As for the Buckeyes, I’m sure fans are sleeping well now. I’m guessing they are loving a lot of the attention that is being diverted away. I’m not sure how this will affect OSU. I think you could also make an argument that tatoos really aren’t so bad compared to prostitution and bounties so why penalize it severely? But then again I can see the NCAA just cleaning house with everyone.Mason: In the name of brand power, the NCAA should just slap UNC with a bunch of sanctions to prove a point and leave blue chip Miami and Ohio State alone. But seriously, Miami and OSU are incredibly valuable to the NCAA, as is USC. With those three being sent to the corner, does NCAA’s product suffer drastically?
Berg: Great question. Big thing is how it will sway the recruiting and the potential power in those regions … it’s not like Miami and Ohio State recruit in areas all by themselves. You’ll see Florida and Florida State benefit from Miami’s issues, and Michigan should be grinning ear-to-ear if OSU gets hammered. Michigan State and Penn State also stand to profit. Miami will lose most of their studs to other superpowers, but the Big Ten’s product could be diluted if too many schools poach Ohio’s best high school players (realistically, Wisconsin, Nebraska and Iowa stand to benefit, on top of the programs already mentioned above … plus Notre Dame). Postseason disappointments or not, the Buckeyes have dominated a BCS conference for the better part of a decade, and the sport thrives when you have consistent front-runners/villains in each conference. Too much parity is a bad thing in any sport (ask the NHL, the PGA Tour post-Tiger, and the AL Central).

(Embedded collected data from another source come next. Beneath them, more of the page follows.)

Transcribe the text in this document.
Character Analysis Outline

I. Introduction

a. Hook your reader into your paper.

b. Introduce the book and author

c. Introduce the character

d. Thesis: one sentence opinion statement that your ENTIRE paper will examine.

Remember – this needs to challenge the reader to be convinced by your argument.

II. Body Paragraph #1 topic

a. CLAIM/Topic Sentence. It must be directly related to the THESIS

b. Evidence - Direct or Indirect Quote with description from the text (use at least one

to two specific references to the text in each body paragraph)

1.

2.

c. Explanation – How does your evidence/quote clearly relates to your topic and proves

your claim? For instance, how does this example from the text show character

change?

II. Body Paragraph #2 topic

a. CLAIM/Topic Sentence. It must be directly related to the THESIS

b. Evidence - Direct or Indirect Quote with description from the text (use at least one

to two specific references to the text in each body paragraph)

As for UNC, it potentially cripples a top-5 all-time basketball program if the entire athletic department is forced to take it on the chin, but in terms of football, the impact is modest at best. Clemson and NC State just went from having eight-win ceilings to nine-win celings.
Scombridae: No doubt recruiting will be affected by all of these sanctions. I think Ohio State will fare better than Miami given The U’s potential sanctions. I can guarantee you the negative recruiting against Miami is already well underway. The Canes have always prided themselves on owning “the state of Miami” for recruiting down in Dade and Broward counties. In recent years they have been losing a grip on this and things are probably going to get worse if Shapiro’s allegations are found to be true. Jimbo and Muschamp have to be licking their chops right now. Don’t be surprised if UCF and USF make a big push to tap into the talent they normally couldn’t get as well. Also don’t doubt the resiliency of The U. There may be some dark days looming in Coral Gables, no doubt. But this program has been through the ringer before and bounced back in a big way. We will see how “Nevingate” plays out. Once the dust settles the administration and Golden will get to work and rebuild this program. Kids will always want to play at The U and the brand equity will always be strong. Miami will get through this. College football is more fun with the bad boys roaming the sidelines.